Agog! Press was  an independent  Australian book publisher, specializing in speculative fiction short story collections.  Founded in 2002 by Cat Sparks,  the press published nine anthologies of speculative fiction.

In 2006 Agog!  Press forged a collaboration with United States  publisher Prime Books, which has led to international (US) distribution of Agog! titles in both hard and soft cover.

Titles
Agog! Ripping Reads (2006), ed. Cat Sparks, 
Daikaiju! Giant Monster Tales (2005), ed. Rob Hood and Robin Pen, 
Daikaiju!2: Revenge of the Giant Monsters (2007), ed.
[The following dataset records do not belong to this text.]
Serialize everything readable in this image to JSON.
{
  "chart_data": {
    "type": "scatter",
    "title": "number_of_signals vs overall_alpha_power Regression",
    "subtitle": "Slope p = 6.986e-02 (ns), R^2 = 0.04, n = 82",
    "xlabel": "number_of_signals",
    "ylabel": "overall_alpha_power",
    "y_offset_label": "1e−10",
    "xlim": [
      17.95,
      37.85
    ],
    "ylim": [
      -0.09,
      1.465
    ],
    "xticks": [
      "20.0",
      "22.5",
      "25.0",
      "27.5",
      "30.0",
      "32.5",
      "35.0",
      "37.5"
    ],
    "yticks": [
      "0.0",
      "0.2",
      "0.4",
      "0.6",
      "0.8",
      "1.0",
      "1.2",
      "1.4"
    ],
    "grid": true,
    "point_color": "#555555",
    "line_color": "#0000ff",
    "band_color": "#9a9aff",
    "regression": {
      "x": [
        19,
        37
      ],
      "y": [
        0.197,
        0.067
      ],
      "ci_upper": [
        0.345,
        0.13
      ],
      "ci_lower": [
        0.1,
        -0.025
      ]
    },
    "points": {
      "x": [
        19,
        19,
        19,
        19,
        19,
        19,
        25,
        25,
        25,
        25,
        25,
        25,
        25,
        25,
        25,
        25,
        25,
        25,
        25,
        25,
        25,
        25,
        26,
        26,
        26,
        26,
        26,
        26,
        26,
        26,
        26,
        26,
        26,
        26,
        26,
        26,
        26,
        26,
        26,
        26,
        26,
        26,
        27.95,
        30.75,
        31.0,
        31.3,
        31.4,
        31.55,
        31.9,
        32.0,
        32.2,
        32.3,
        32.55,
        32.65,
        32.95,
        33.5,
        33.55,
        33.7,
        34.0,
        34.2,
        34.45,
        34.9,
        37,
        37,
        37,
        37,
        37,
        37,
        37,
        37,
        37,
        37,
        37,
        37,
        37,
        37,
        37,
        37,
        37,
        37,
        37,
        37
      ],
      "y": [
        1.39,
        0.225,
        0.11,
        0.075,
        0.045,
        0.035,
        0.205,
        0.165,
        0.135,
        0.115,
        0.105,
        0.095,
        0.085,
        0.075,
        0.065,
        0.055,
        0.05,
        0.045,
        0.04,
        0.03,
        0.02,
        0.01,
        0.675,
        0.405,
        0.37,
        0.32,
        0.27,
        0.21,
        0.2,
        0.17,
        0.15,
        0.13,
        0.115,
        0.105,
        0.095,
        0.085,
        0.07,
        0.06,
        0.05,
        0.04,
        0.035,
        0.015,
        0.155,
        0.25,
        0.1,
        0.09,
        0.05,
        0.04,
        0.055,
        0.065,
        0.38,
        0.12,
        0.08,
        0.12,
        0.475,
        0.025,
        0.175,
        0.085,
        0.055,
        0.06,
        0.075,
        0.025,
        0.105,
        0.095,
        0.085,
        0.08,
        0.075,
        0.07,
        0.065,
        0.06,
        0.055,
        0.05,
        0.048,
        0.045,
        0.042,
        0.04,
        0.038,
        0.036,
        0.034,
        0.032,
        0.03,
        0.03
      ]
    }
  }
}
Rob Hood and Robin Pen, 
Daikaiju!3: Giant Monsters vs the World (2007), ed. Rob Hood and Robin Pen, 
Agog! Smashing Stories (2004), ed. Cat Sparks, 
Agog! Terrific Tales (2003), ed. Cat Sparks, 
Agog! Fantastic Fiction (2002), ed. Cat Sparks, 
AustrAlien Absurdities (2002), ed. Chuck McKenzie and Tansy Rayner Roberts
Scary Food: A Compendium of Gastronomic Atrocity (2008) ed. Cat Sparks, . A charity anthology to raise money for the treatment of Paul Haines (fiction writer), who had been diagnosed with cancer. All authors donated their stories.